The governor insisted that access to the voting booth is an integral benefit of citizenship, and suggested conservative lawmakers have deliberately inserted unnecessary hurdles into the process.
“You add one million citizens to the voting rolls in this state, that’s a significant, significant difference. You do that nationwide, it’s a significant difference,” he said. “So if you have your conspiracy hat on, you’d say some people would say they have kept it purposely difficult to become a citizen.”
The Democratic governor, an avid support of Hillary Clinton’s presidential bid, also took time to again lash out at the nativism of presumptive GOP nominee Donald Trump. He did not mention the businessman, a fellow Queens native, by name but did allude to his signature proposal to construct a massive barrier along the Mexican border.
“We know you can’t build walls between us.
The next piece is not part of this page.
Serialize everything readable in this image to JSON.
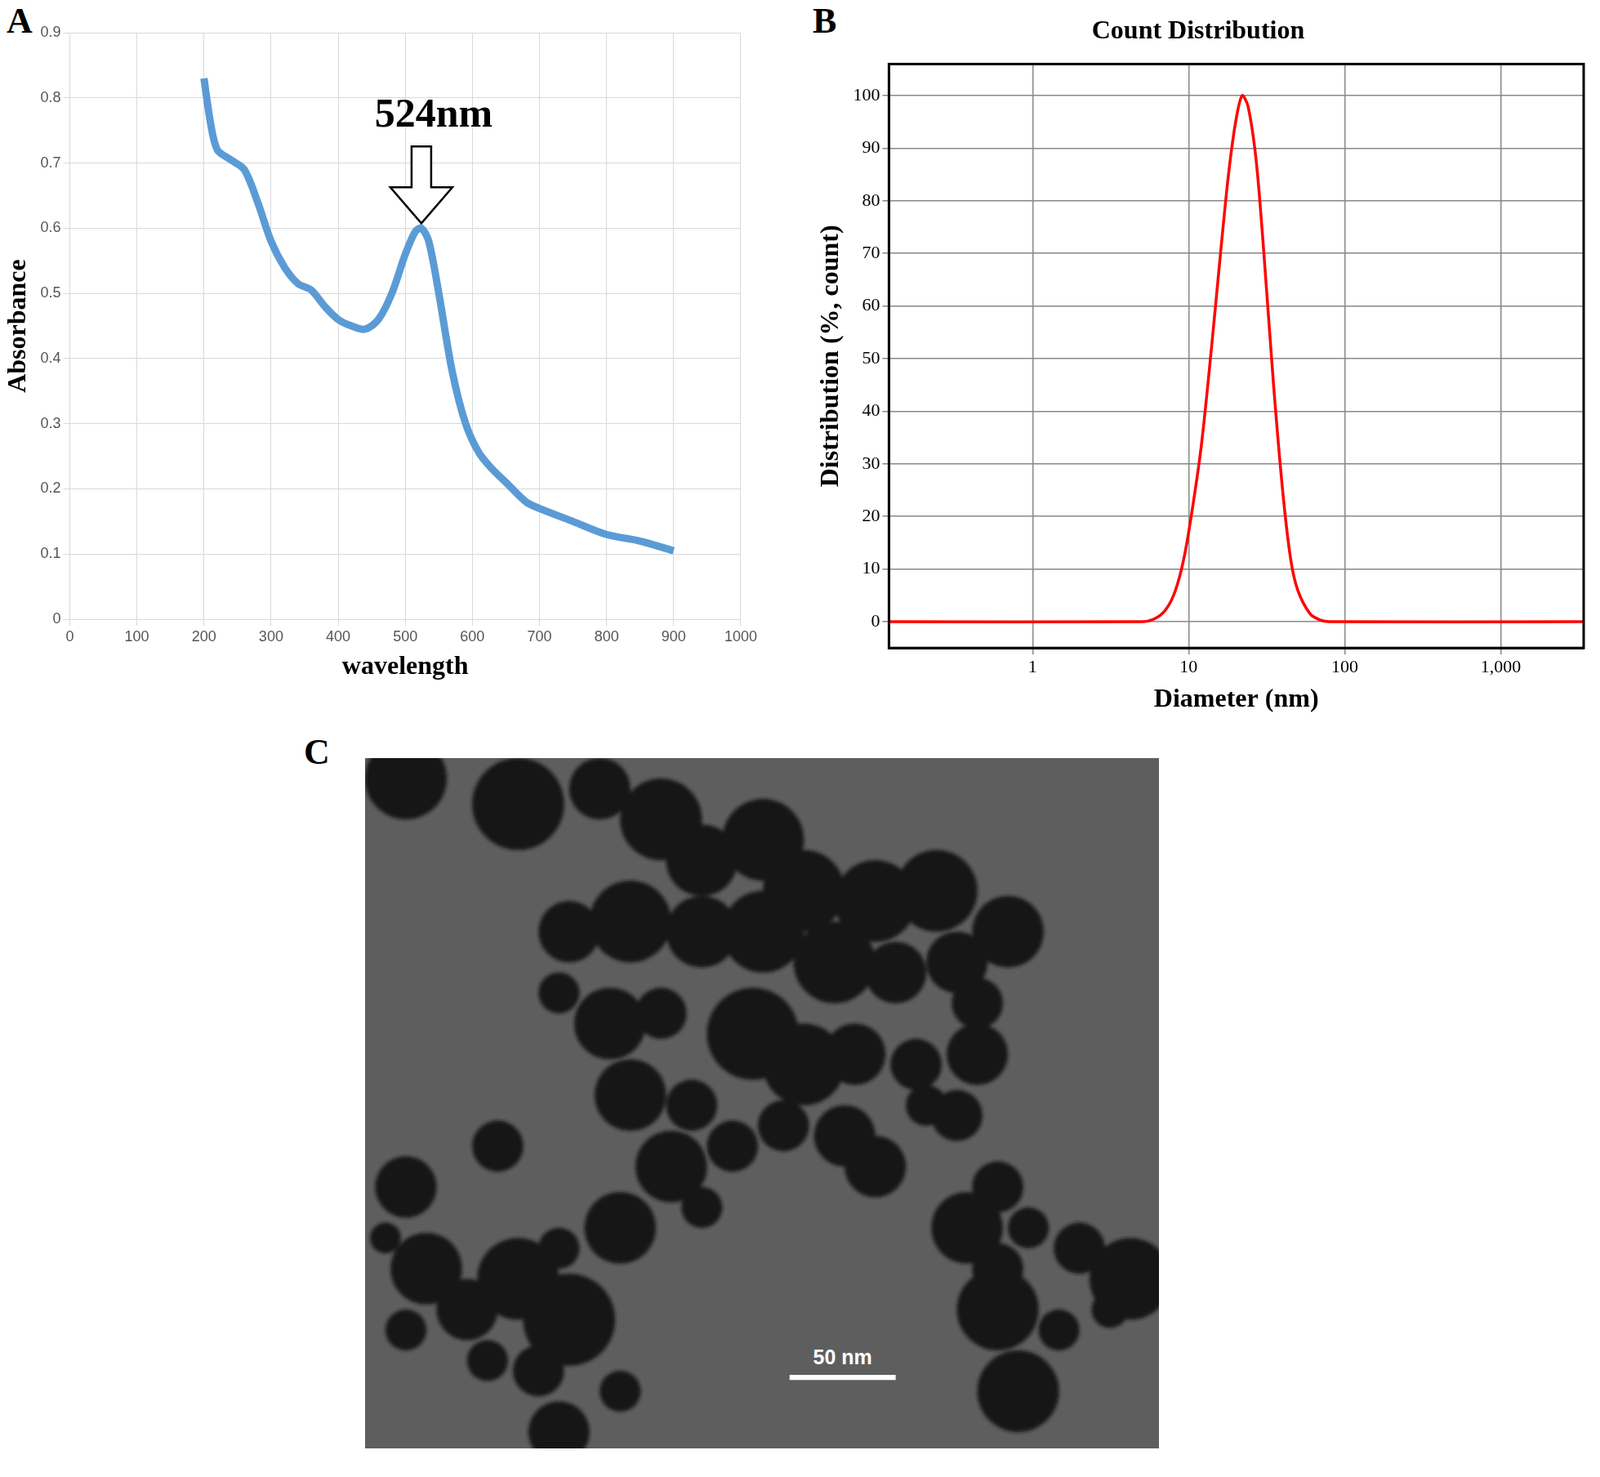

That is not an option,” he said. “You don’t build walls, you build bridges between people.”
Oddly, Trump has donated some $64,000 to Cuomo’s various campaigns for public office, which the governor has declined to return. The real estate developer also teased that he might challenge the governor in his 2014 re-election campaign, but decided against it.
As of the 2010 census, non-Hispanic whites made up roughly 58 percent of the state’s population, with blacks composing 16 percent, Asians 7 percent and Latinos almost 18 percent.